Do quanto já exposto, alguns fatos merecem especial atenção, a revelar especial gravidade:
a) entre 10 de setembro de 2014 e 4 de outubro de 2014, foram publicados 519 (quinhentos e dezenove) atos de deferimento no Diário Oficial, dos quais 205 (duzentos e cinco) na véspera e antevéspera do primeiro turno (3 e 4 de outubro de 2014);
b) entre o primeiro e o segundo turnos – 08 a 22 de outubro de 2014 –, foram publicados mais 420 (quatrocentos e vinte)
deferimentos;
c) em apenas dois meses, chegou-se a uma montante global de 939 (novecentos e trinta e nove) deferimentos;
d) foi constatada a antecipação do pagamento da remuneração do pessoal ativo e inativo para 24 de outubro de 2014, dois dias antes do segundo turno (grande parte dos retroativos pagos em folha), sem justificativa objetiva de interesse público, quando a data normal seria após o pleito;
e) foram pagos mais benefícios retroativos (mil seiscentos e cinquenta e oito) a partir de setembro de 2014 do que nos três
primeiros anos da gestão do recorrido Ricardo Coutinho à frente do governo estadual, em um valor total de R$ 7.298.065,90 (sete milhões, duzentos e noventa e oito mil, sessenta e cinco reais e noventa centavos).

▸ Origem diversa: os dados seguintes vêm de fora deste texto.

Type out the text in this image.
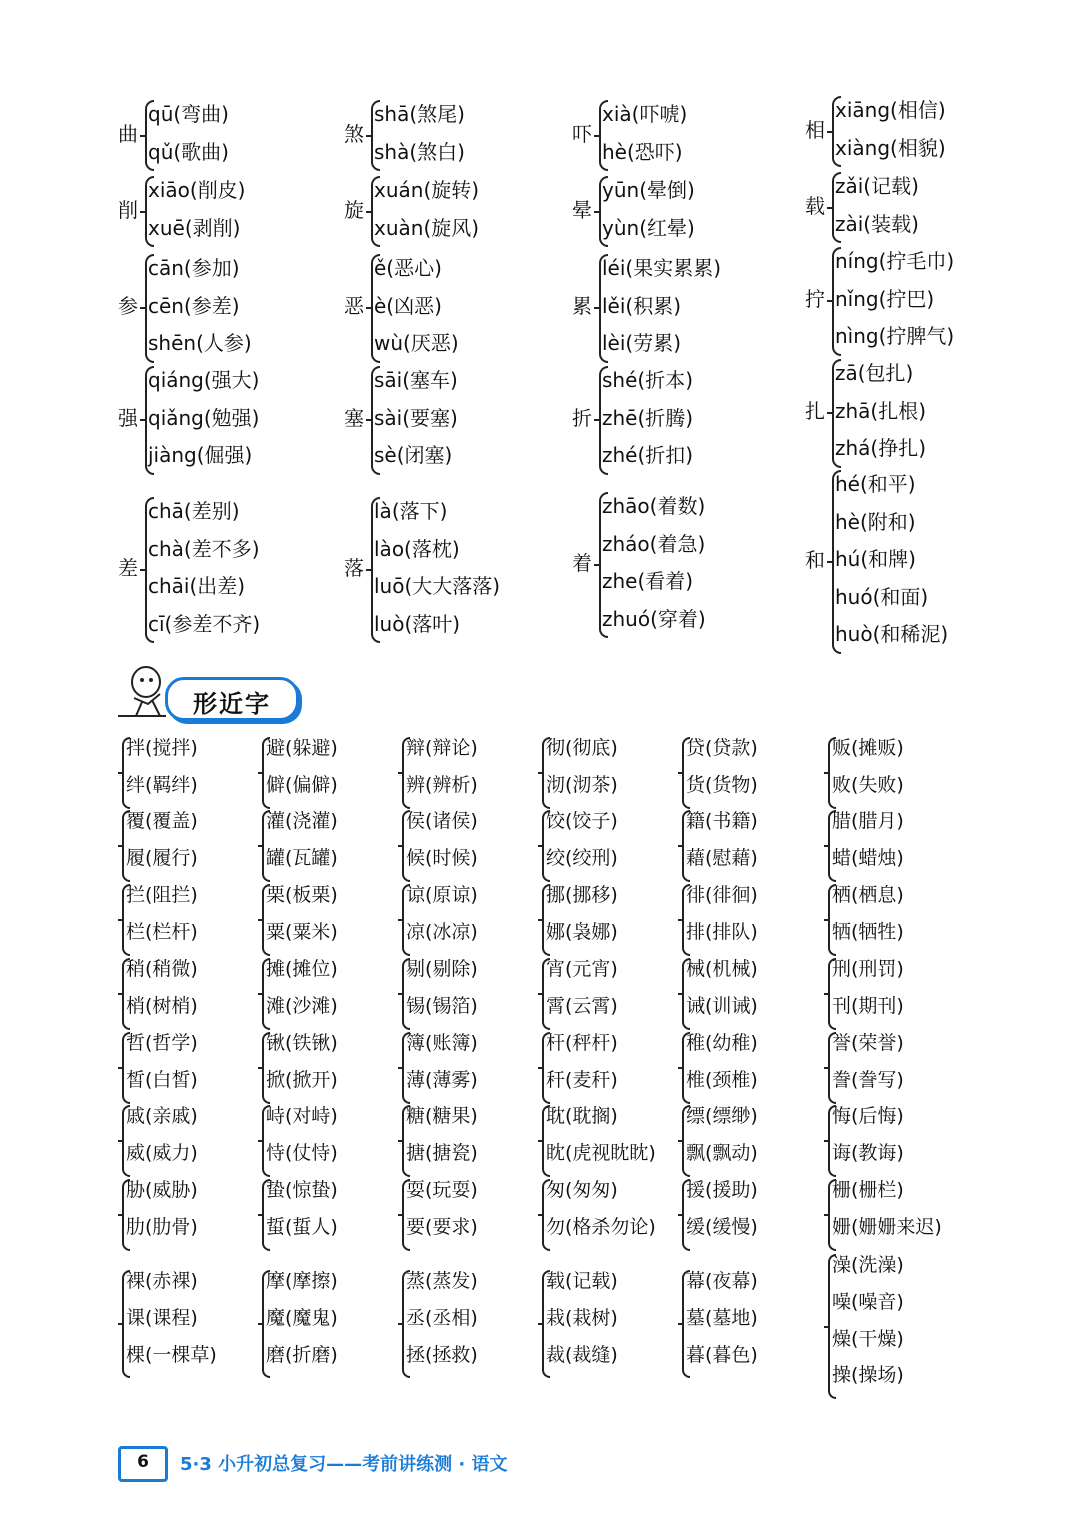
曲
qū(弯曲)
qǔ(歌曲)
削
xiāo(削皮)
xuē(剥削)
参
cān(参加)
cēn(参差)
shēn(人参)
强
qiáng(强大)
qiǎng(勉强)
jiàng(倔强)
差
chā(差别)
chà(差不多)
chāi(出差)
cī(参差不齐)
煞
shā(煞尾)
shà(煞白)
旋
xuán(旋转)
xuàn(旋风)
恶
ě(恶心)
è(凶恶)
wù(厌恶)
塞
sāi(塞车)
sài(要塞)
sè(闭塞)
落
là(落下)
lào(落枕)
luō(大大落落)
luò(落叶)
吓
xià(吓唬)
hè(恐吓)
晕
yūn(晕倒)
yùn(红晕)
累
léi(果实累累)
lěi(积累)
lèi(劳累)
折
shé(折本)
zhē(折腾)
zhé(折扣)
着
zhāo(着数)
zháo(着急)
zhe(看着)
zhuó(穿着)
相
xiāng(相信)
xiàng(相貌)
载
zǎi(记载)
zài(装载)
拧
níng(拧毛巾)
nǐng(拧巴)
nìng(拧脾气)
扎
zā(包扎)
zhā(扎根)
zhá(挣扎)
和
hé(和平)
hè(附和)
hú(和牌)
huó(和面)
huò(和稀泥)
形近字
拌(搅拌)
绊(羁绊)
覆(覆盖)
履(履行)
拦(阻拦)
栏(栏杆)
稍(稍微)
梢(树梢)
哲(哲学)
皙(白皙)
戚(亲戚)
威(威力)
胁(威胁)
肋(肋骨)
裸(赤裸)
课(课程)
棵(一棵草)
避(躲避)
僻(偏僻)
灌(浇灌)
罐(瓦罐)
栗(板栗)
粟(粟米)
摊(摊位)
滩(沙滩)
锹(铁锹)
掀(掀开)
峙(对峙)
恃(仗恃)
蛰(惊蛰)
蜇(蜇人)
摩(摩擦)
魔(魔鬼)
磨(折磨)
辩(辩论)
辨(辨析)
侯(诸侯)
候(时候)
谅(原谅)
凉(冰凉)
剔(剔除)
锡(锡箔)
簿(账簿)
薄(薄雾)
糖(糖果)
搪(搪瓷)
耍(玩耍)
要(要求)
蒸(蒸发)
丞(丞相)
拯(拯救)
彻(彻底)
沏(沏茶)
饺(饺子)
绞(绞刑)
挪(挪移)
娜(袅娜)
宵(元宵)
霄(云霄)
杆(秤杆)
秆(麦秆)
耽(耽搁)
眈(虎视眈眈)
匆(匆匆)
勿(格杀勿论)
载(记载)
栽(栽树)
裁(裁缝)
贷(贷款)
货(货物)
籍(书籍)
藉(慰藉)
徘(徘徊)
排(排队)
械(机械)
诫(训诫)
稚(幼稚)
椎(颈椎)
缥(缥缈)
飘(飘动)
援(援助)
缓(缓慢)
幕(夜幕)
墓(墓地)
暮(暮色)
贩(摊贩)
败(失败)
腊(腊月)
蜡(蜡烛)
栖(栖息)
牺(牺牲)
刑(刑罚)
刊(期刊)
誉(荣誉)
誊(誊写)
悔(后悔)
诲(教诲)
栅(栅栏)
姗(姗姗来迟)
澡(洗澡)
噪(噪音)
燥(干燥)
操(操场)
6	5·3 小升初总复习——考前讲练测 · 语文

PAGAMENTOS DA PBPREV FORAM FEITOS NA FOLHA DE OUTUBRO, DIA 24 , DOIS DIAS ANTES DO 2º TURNO
Não bastasse a ordem para liberar o máximo de pagamentos que pudesse no período eleitoral ( foram 939), quantidade igual a dos três últimos anos do Governo RC ( 2011/ 2012 e 2013), outras diversas novidades ocorreram para garantir o uso do órgão público com fim eleitoreiro, segundo o parecer da Procuradoria-Geral-Eleitoral. Um das novidades foi a de que os pagamentos, naquele mês de outubro de 2014, cujo 2º turno seria no dia 26, houve a ordem para pagamentos de retroativos da Pbprev a aposentados e pensionistas, na folha do mês , que excepcionalmente foi antecipada para o dia 24 de outubro, o que nunca existiu até hoje e todos os sete anos de Governo.
TRECHO DO PARECER :
No caso concreto, como já referido, efetuou-se o pagamento de benefícios previdenciários retroativos a 939 (novecentos e trinta e nove) pessoas, no período mais crítico do processo eleitoral, em setembro e outubro de 2014, cabendo rememorar que foi antecipado o pagamento da remuneração do pessoal ativo e inativo para 24 de outubro de 2014, dois dias antes do segundo turno, sem qualquer justificativa plausível.
Tal conduta teve o condão de comprometer a paridade entre os candidatos, prejudicando-se a normalidade e a legitimidade do pleito, mormente se for levado em consideração o volume de recursos utilizados em sua prática, que superam a quantia de sete milhões de reais.
Segundo o recorrido Severino Ramalho Leite, uma das razões da guinada administrativa da Paraíba Previdência foi “a necessidade de atender o apelo do grupo ocupacional do magistério, manifestado por sua entidade de classe”,
consoante se infere do Memorando de fls. 1.632-1.633.
Vê-se, pois, que a medida visava a beneficiar não apenas um dos grupos mais numerosos de servidores públicos, mas também aquele que possui o maior potencial de formação de opinião, o que aumenta o seu efeito multiplicador.